The object could not be merely to make Henrietta believe that her mama had returned to the castle. There must be some purpose behind that—and this morning Nell had suddenly thought that she had it. Only Lord Jarrow had blown that theory out of the water. If the emeralds were paste, there could be no future in setting Hetty to search for them. Yet some sort of ‘treasure’ undoubtedly existed.

She looked down at Hetty’s bent head, as the little girl trotted along where she led her, quieter now. The child could not remember where it was. Did Beresford hope that the drug and a dreamlike state would jog her memory? But in any event, there was no point in going down that road now. Unless Mr Beresford did not know that the emeralds were paste?

She found herself once again going over Eden’s uncompromising reaction. He had known what she was about to say—and stopped her dead. Faced with the necessity to believe in his lordship’s innocence, Nell had
only one other option for the identity of Lord Nobody. There could be no doubt that Mr Beresford had pulled the trigger. But had he done it deliberately? Was this what tortured Lord Jarrow?

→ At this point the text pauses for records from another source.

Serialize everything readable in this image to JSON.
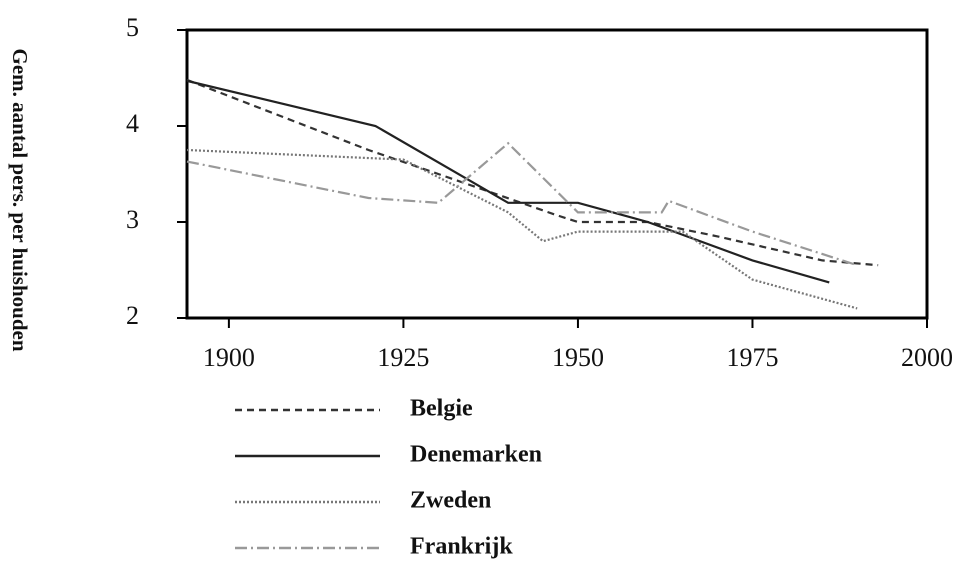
{
  "chart_data": {
    "type": "line",
    "y_label": "Gem. aantal pers. per huishouden",
    "xlim": [
      1894,
      2000
    ],
    "ylim": [
      2,
      5
    ],
    "xticks": [
      1900,
      1925,
      1950,
      1975,
      2000
    ],
    "yticks": [
      2,
      3,
      4,
      5
    ],
    "series": [
      {
        "name": "Belgie",
        "color": "#333333",
        "dash": "7,5",
        "x": [
          1894,
          1920,
          1930,
          1947,
          1950,
          1960,
          1970,
          1985,
          1993
        ],
        "values": [
          4.48,
          3.75,
          3.5,
          3.07,
          3.0,
          3.0,
          2.85,
          2.6,
          2.55
        ]
      },
      {
        "name": "Denemarken",
        "color": "#222222",
        "dash": "none",
        "x": [
          1894,
          1921,
          1940,
          1950,
          1960,
          1975,
          1986
        ],
        "values": [
          4.47,
          4.0,
          3.2,
          3.2,
          3.0,
          2.6,
          2.37
        ]
      },
      {
        "name": "Zweden",
        "color": "#777777",
        "dash": "2,2",
        "x": [
          1894,
          1925,
          1940,
          1945,
          1950,
          1965,
          1975,
          1990
        ],
        "values": [
          3.75,
          3.65,
          3.1,
          2.8,
          2.9,
          2.9,
          2.4,
          2.1
        ]
      },
      {
        "name": "Frankrijk",
        "color": "#999999",
        "dash": "12,4,2,4",
        "x": [
          1894,
          1920,
          1930,
          1940,
          1950,
          1962,
          1963,
          1975,
          1990
        ],
        "values": [
          3.63,
          3.25,
          3.2,
          3.82,
          3.1,
          3.1,
          3.22,
          2.9,
          2.55
        ]
      }
    ]
  }
}
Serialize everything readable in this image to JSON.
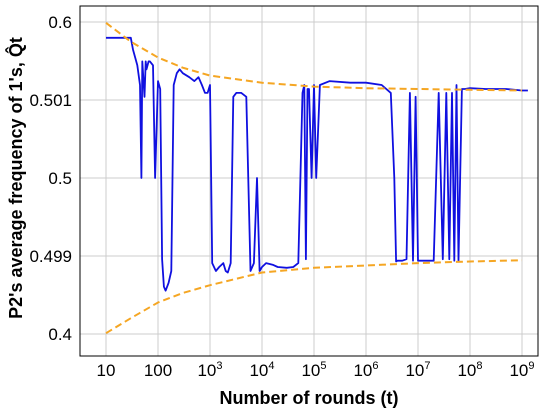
{
  "chart_data": {
    "type": "line",
    "xlabel": "Number of rounds (t)",
    "ylabel": "P2's average frequency of 1's, Q̂t",
    "x_scale": "log",
    "grid": true,
    "x_ticks": [
      {
        "value": 10,
        "base": "10",
        "exp": ""
      },
      {
        "value": 100,
        "base": "100",
        "exp": ""
      },
      {
        "value": 1000,
        "base": "10",
        "exp": "3"
      },
      {
        "value": 10000,
        "base": "10",
        "exp": "4"
      },
      {
        "value": 100000,
        "base": "10",
        "exp": "5"
      },
      {
        "value": 1000000,
        "base": "10",
        "exp": "6"
      },
      {
        "value": 10000000,
        "base": "10",
        "exp": "7"
      },
      {
        "value": 100000000,
        "base": "10",
        "exp": "8"
      },
      {
        "value": 1000000000,
        "base": "10",
        "exp": "9"
      }
    ],
    "y_ticks": [
      "0.6",
      "0.501",
      "0.5",
      "0.499",
      "0.4"
    ],
    "colors": {
      "main": "#1010e0",
      "bounds": "#f5a623",
      "grid": "#cccccc"
    },
    "series": [
      {
        "style": "solid",
        "points": [
          [
            10,
            0.58
          ],
          [
            30,
            0.58
          ],
          [
            33,
            0.565
          ],
          [
            40,
            0.545
          ],
          [
            45,
            0.52
          ],
          [
            48,
            0.5
          ],
          [
            50,
            0.55
          ],
          [
            55,
            0.505
          ],
          [
            58,
            0.55
          ],
          [
            60,
            0.54
          ],
          [
            66,
            0.55
          ],
          [
            70,
            0.55
          ],
          [
            80,
            0.545
          ],
          [
            88,
            0.5
          ],
          [
            100,
            0.525
          ],
          [
            110,
            0.515
          ],
          [
            120,
            0.495
          ],
          [
            130,
            0.46
          ],
          [
            140,
            0.455
          ],
          [
            160,
            0.465
          ],
          [
            180,
            0.48
          ],
          [
            200,
            0.52
          ],
          [
            230,
            0.535
          ],
          [
            260,
            0.54
          ],
          [
            300,
            0.535
          ],
          [
            400,
            0.53
          ],
          [
            500,
            0.525
          ],
          [
            600,
            0.53
          ],
          [
            700,
            0.52
          ],
          [
            800,
            0.51
          ],
          [
            900,
            0.51
          ],
          [
            1000,
            0.52
          ],
          [
            1100,
            0.49
          ],
          [
            1300,
            0.48
          ],
          [
            1500,
            0.485
          ],
          [
            1800,
            0.49
          ],
          [
            2000,
            0.48
          ],
          [
            2200,
            0.478
          ],
          [
            2500,
            0.49
          ],
          [
            2800,
            0.505
          ],
          [
            3200,
            0.51
          ],
          [
            4000,
            0.51
          ],
          [
            5000,
            0.505
          ],
          [
            6000,
            0.48
          ],
          [
            7000,
            0.49
          ],
          [
            8000,
            0.5
          ],
          [
            9000,
            0.48
          ],
          [
            10000,
            0.485
          ],
          [
            12000,
            0.49
          ],
          [
            16000,
            0.488
          ],
          [
            20000,
            0.485
          ],
          [
            30000,
            0.484
          ],
          [
            40000,
            0.485
          ],
          [
            50000,
            0.49
          ],
          [
            60000,
            0.51
          ],
          [
            65000,
            0.52
          ],
          [
            70000,
            0.495
          ],
          [
            75000,
            0.515
          ],
          [
            80000,
            0.515
          ],
          [
            90000,
            0.5
          ],
          [
            100000,
            0.52
          ],
          [
            110000,
            0.5
          ],
          [
            130000,
            0.52
          ],
          [
            200000,
            0.525
          ],
          [
            500000,
            0.523
          ],
          [
            1000000,
            0.523
          ],
          [
            2000000,
            0.52
          ],
          [
            3000000,
            0.51
          ],
          [
            3500000,
            0.5
          ],
          [
            3800000,
            0.492
          ],
          [
            4000000,
            0.493
          ],
          [
            5000000,
            0.493
          ],
          [
            6000000,
            0.495
          ],
          [
            7000000,
            0.51
          ],
          [
            8000000,
            0.493
          ],
          [
            9000000,
            0.505
          ],
          [
            10000000,
            0.493
          ],
          [
            20000000,
            0.493
          ],
          [
            25000000,
            0.51
          ],
          [
            30000000,
            0.495
          ],
          [
            35000000,
            0.51
          ],
          [
            40000000,
            0.495
          ],
          [
            45000000,
            0.51
          ],
          [
            50000000,
            0.493
          ],
          [
            55000000,
            0.52
          ],
          [
            60000000,
            0.493
          ],
          [
            70000000,
            0.515
          ],
          [
            80000000,
            0.515
          ],
          [
            100000000,
            0.516
          ],
          [
            200000000,
            0.515
          ],
          [
            500000000,
            0.515
          ],
          [
            1000000000,
            0.513
          ],
          [
            1300000000,
            0.513
          ]
        ]
      },
      {
        "style": "dashed",
        "points": [
          [
            10,
            0.599
          ],
          [
            30,
            0.575
          ],
          [
            100,
            0.555
          ],
          [
            300,
            0.542
          ],
          [
            1000,
            0.532
          ],
          [
            10000,
            0.523
          ],
          [
            100000,
            0.518
          ],
          [
            1000000,
            0.516
          ],
          [
            10000000,
            0.515
          ],
          [
            100000000,
            0.514
          ],
          [
            1000000000,
            0.513
          ]
        ]
      },
      {
        "style": "dashed",
        "points": [
          [
            10,
            0.401
          ],
          [
            30,
            0.42
          ],
          [
            100,
            0.44
          ],
          [
            300,
            0.452
          ],
          [
            1000,
            0.462
          ],
          [
            10000,
            0.478
          ],
          [
            100000,
            0.484
          ],
          [
            1000000,
            0.487
          ],
          [
            10000000,
            0.49
          ],
          [
            100000000,
            0.492
          ],
          [
            1000000000,
            0.4935
          ]
        ]
      }
    ]
  }
}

Had he been certain, Nell could not believe he would tolerate the presence in his house of his wife’s murderer.

It was a terrible dilemma, and Nell felt for him with her whole heart. She recalled that night—far off now, it felt—when she had first mentioned Hetty’s treasure. Eden had identified it, only he had first sat staring through her. It must have been this question revolving in his mind. Nell had no question. She did not know whether Toly Beresford had intended to kill his sister, but she could not acquit him of complicity in the matter of Henrietta. Alone, Duggan could have no motive. As Toly Beresford’s paramour, the motive became immediately visible.

Hetty was dragging at her hand. Nell halted. ‘Are you tired?’

The child nodded, moving to place herself in one of the gaps in the battlements. Nell went with her, afraid of her falling in her present state. Loath to mention the headache, Nell skirted it with a general question.

‘How are you feeling now?’

Henrietta sighed. ‘Hurting not so much.’

‘That is excellent. And have you remembered anything about last night?’

The black eyes looked up at her. ‘Didn’t sleep good. Dreamed and dreamed.’